The discrimination is defined as the model’s ability to distinguish between participants who do or do not experience the event of interest (e.g., disease outcome such as hypertension). A good prediction model can accurately discriminate between those with and without the outcome5. C-statistic, which is equal to the area under the receiver operating characteristic (ROC) curve for binary outcomes, is commonly employed to assess discrimination. ROC curve plots the sensitivity against (1 – specificity) for consecutive cutoffs for the probability of an outcome. The value of a C-statistic (area under ROC curve) points out to the probability that a randomly selected subject who experienced the outcome will have a higher predicted probability of having the outcome occur compared to a randomly selected subject who did not experience the event. The C-statistic can range from 0.5 to 1, with higher values indicating better predictive models. A C-statistic of 0.5 indicates the model’s performance in predicting an outcome is no better than the random chance while a C-statistics of 1 indicates the model perfectly distinguishes those who will experience a certain outcome and those who will not. Generally, the C-statistic of a prediction model ranges from 0.6 to 0.85. A model with a C-statistic ranging from 0.70 to 0.80 is considered adequate, while a range of 0.80 to 0.90 is considered excellent6.
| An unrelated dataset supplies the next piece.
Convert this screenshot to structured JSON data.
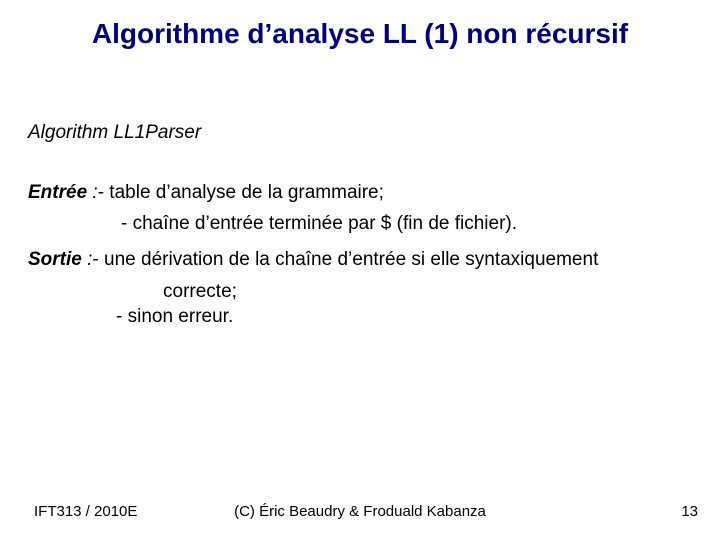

For survival data, an extension of C-statistic called Harrell’s C-statistic is suggested which indicates the proportion of all pairs of subjects who can be ordered such that the subject who survived longer will have the higher predicted survival time than the subjects who survived shorter, assuming that these subject pairs are selected at random. Although C-statistic is insensitive to outcome incidence, one disadvantage of C-statistic is, its interpretation is based on an artificial situation assumption that we have a pair of patients, one with and one without the outcome.